Hace casi un año, el número de personas refugiadas, desplazadas internas, solicitantes de asilo y apátridas alcanzaba el 1% de la población mundial. Me pregunto cuál será el porcentaje que llegaríamos a considerar inaceptable ¿el 2%, el 5% o más? ¿Cuántas personas más tendrán que sufrir las pérdidas o la indignidad del desplazamiento antes de que los líderes políticos se pongan a resolver las causas de la huida?

Por ello, en el 70 aniversario de ACNUR, mi reto ante la comunidad internacional es este: déjenme sin trabajo. Plantéense como objetivo construir un mundo en el que no haga falta una Agencia de la ONU para los Refugiados, porque no haya nadie forzado a huir. No me malinterpreten: tal y como están las cosas, nuestro trabajo es crucial, aunque, aun así, la paradoja es que no deberíamos existir. Si terminamos encontrándonos en muchos más aniversarios, la única conclusión será que la comunidad internacional habrá fallado.

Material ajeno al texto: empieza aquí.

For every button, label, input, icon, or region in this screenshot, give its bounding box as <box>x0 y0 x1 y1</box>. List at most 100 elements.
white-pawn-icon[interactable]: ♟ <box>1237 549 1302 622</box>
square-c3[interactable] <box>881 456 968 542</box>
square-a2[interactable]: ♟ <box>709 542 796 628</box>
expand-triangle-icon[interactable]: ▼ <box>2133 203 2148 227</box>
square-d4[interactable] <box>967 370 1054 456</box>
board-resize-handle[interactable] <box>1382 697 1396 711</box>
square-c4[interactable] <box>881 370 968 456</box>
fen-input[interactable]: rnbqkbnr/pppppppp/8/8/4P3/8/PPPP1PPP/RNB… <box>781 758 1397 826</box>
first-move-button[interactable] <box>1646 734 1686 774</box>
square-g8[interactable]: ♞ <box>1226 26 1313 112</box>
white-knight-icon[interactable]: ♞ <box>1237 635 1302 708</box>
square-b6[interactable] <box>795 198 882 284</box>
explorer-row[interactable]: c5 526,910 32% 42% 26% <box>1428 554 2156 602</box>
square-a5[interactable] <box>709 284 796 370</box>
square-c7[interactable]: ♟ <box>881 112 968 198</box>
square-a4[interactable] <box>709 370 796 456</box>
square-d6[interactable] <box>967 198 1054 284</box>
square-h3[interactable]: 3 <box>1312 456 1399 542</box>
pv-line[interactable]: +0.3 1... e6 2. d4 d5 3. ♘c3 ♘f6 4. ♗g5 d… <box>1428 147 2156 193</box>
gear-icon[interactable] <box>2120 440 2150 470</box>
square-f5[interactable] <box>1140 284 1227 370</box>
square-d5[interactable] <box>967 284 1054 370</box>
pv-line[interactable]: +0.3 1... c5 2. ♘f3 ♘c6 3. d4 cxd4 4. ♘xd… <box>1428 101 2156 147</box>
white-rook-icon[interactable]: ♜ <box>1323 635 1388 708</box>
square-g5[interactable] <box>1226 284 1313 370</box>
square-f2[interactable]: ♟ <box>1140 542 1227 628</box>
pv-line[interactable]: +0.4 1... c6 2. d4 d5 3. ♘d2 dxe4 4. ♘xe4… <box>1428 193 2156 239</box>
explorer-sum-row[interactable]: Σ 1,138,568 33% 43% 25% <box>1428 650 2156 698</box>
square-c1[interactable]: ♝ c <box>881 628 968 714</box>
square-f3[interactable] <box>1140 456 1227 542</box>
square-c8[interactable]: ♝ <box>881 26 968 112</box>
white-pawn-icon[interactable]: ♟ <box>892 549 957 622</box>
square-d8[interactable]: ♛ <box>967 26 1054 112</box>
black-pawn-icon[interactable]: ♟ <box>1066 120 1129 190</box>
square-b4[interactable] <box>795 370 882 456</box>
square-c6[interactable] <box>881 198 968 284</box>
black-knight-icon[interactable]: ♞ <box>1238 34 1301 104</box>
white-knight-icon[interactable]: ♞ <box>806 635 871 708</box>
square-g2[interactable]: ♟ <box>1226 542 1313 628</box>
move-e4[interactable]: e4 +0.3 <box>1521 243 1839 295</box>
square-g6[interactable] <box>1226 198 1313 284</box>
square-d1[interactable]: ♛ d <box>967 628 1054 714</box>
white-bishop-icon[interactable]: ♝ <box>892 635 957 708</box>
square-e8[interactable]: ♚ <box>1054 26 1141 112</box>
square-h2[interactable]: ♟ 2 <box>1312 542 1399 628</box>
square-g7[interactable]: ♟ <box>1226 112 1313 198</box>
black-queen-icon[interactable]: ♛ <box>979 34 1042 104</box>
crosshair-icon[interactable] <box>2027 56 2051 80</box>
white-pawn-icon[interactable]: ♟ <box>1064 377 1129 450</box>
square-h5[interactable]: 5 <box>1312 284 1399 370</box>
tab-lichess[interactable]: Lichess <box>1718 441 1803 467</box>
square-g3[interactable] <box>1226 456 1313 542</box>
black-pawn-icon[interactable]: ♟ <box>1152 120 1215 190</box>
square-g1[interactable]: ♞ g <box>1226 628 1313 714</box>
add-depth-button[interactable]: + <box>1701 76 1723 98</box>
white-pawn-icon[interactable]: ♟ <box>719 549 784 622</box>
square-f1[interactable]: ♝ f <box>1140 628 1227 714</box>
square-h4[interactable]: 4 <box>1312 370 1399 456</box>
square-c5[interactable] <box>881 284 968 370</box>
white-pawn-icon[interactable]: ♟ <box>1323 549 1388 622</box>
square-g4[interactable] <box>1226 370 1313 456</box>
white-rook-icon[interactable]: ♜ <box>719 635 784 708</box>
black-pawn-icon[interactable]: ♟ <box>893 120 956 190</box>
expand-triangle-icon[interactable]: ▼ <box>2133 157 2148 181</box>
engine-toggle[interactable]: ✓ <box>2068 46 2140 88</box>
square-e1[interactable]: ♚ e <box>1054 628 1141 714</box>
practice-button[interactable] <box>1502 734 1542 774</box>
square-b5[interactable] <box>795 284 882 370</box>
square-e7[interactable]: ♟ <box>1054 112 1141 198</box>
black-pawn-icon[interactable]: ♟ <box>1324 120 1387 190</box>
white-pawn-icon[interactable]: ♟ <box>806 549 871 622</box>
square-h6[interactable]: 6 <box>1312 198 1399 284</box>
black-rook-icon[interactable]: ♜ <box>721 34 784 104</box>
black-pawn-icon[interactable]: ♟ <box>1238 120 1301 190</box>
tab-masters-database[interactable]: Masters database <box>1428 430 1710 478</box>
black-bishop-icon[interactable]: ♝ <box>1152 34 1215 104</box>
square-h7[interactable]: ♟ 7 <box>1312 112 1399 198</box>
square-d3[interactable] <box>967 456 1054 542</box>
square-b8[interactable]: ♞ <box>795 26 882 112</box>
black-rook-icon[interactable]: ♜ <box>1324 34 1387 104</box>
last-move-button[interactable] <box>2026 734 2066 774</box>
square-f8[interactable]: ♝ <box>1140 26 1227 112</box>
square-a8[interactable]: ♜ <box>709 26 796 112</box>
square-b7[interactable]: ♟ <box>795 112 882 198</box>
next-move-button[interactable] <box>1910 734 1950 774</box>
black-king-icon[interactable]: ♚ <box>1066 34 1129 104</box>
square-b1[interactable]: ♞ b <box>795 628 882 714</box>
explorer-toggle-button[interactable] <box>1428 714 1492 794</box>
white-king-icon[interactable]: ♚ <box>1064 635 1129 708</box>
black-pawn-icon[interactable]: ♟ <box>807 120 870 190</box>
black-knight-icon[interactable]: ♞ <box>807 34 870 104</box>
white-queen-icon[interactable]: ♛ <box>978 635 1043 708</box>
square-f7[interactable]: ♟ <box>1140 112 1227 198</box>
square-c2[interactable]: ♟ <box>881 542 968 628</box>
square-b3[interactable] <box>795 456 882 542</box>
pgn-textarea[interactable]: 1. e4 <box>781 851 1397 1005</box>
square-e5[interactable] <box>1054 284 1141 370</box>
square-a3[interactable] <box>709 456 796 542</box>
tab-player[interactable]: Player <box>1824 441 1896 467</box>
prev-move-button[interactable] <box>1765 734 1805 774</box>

Pero si las causas que provocan el desplazamiento forzoso se resolvieran, aunque sólo fuera en media docena de países, millones de refugiados podrían volver a casa, al igual que muchos más millones de personas desplazadas internas. Este sería un excelente comienzo y, sí sería algo que todos podríamos celebrar.

Filippo Grandi es Alto Comisionado de las Naciones Unidas para los Refugiados.